Sharing her creative challenges, her hopes and struggles to communicate her vision on illuminating the human spirit. This inner searching and striving is expressed in all of her work. In the sculptures, Taking Risks, Crescendo, Exodus and Destiny, we witness the conflict between the sensory pleasures of smooth swelling, folding organic forms, which in turn become precariously whisper thin. We encounter ever-changing surfaces with no definite orientation, sharply contrasted with, frayed, fractured and broken edges. This beauty is precarious. She creates a feeling of energy alongside a sense of stillness and fragility. These sculptures may bring about within us a sense of serenity, melancholy or spiritual longing.

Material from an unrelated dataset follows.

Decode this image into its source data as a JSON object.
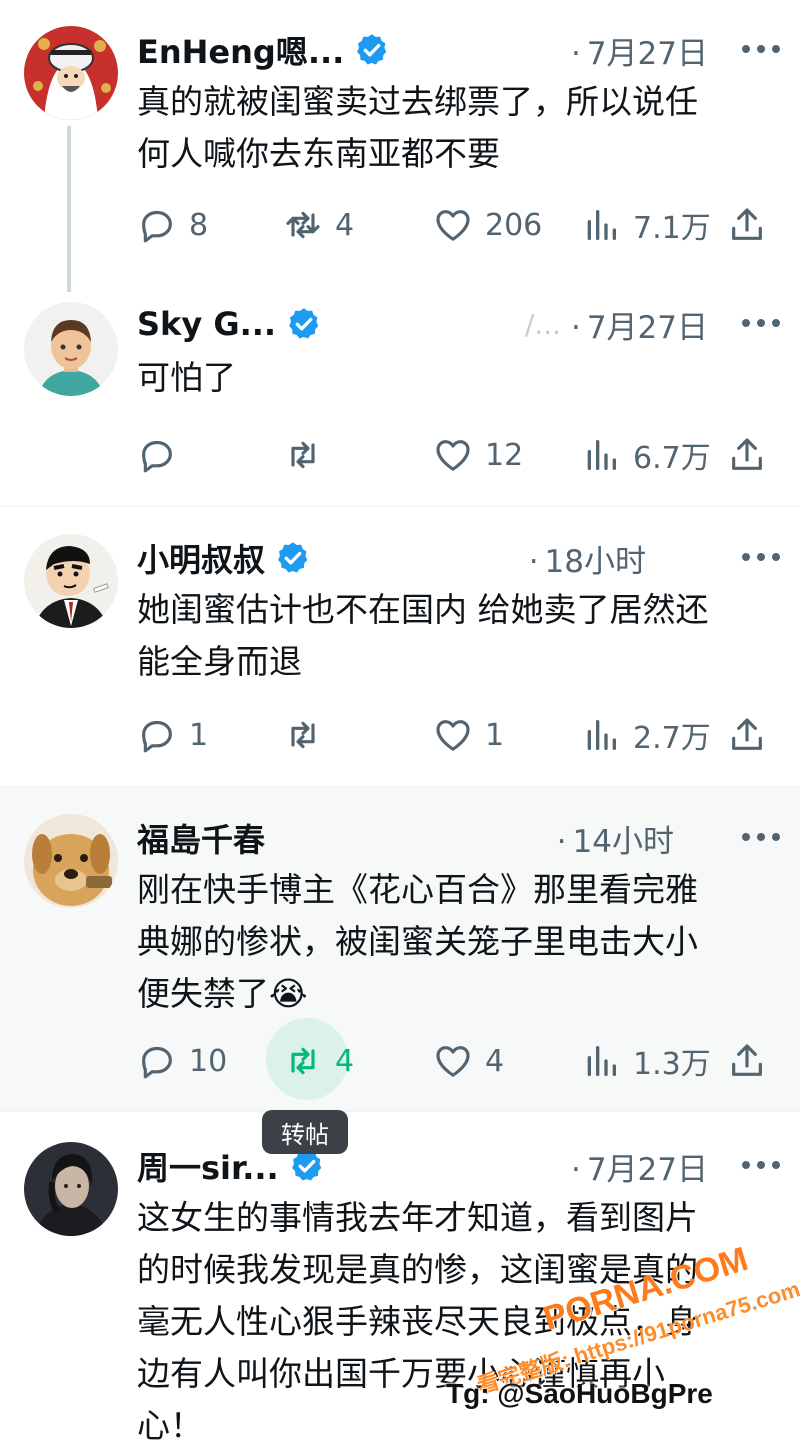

Helaine works, for the most part in bronze and stone. Nicola Upson writes, "The hardness of the materials she uses and the physical process of carving, is a determined rebuttal of the notion that is wrestled from within; but at its most fundamental level, it expresses the fear, pain and risk involved in everything she does. Words like 'turmoil', 'vulnerability and 'tension' appear again and again in the notebook diaries that chart the progress of her work, but each piece that she creates is, in some sense, an effort to transform torment into beauty and hope." Helaine Blumenfeld believes that only by recognising the upheaval and disruption in our lives can we hope to transcend it. This exhibition makes us aware of our vulnerability as well as illuminating our humanity. Empowering us to harness our strengths.
(Jacquiline Creswell, Visual Arts Advisor and Curator).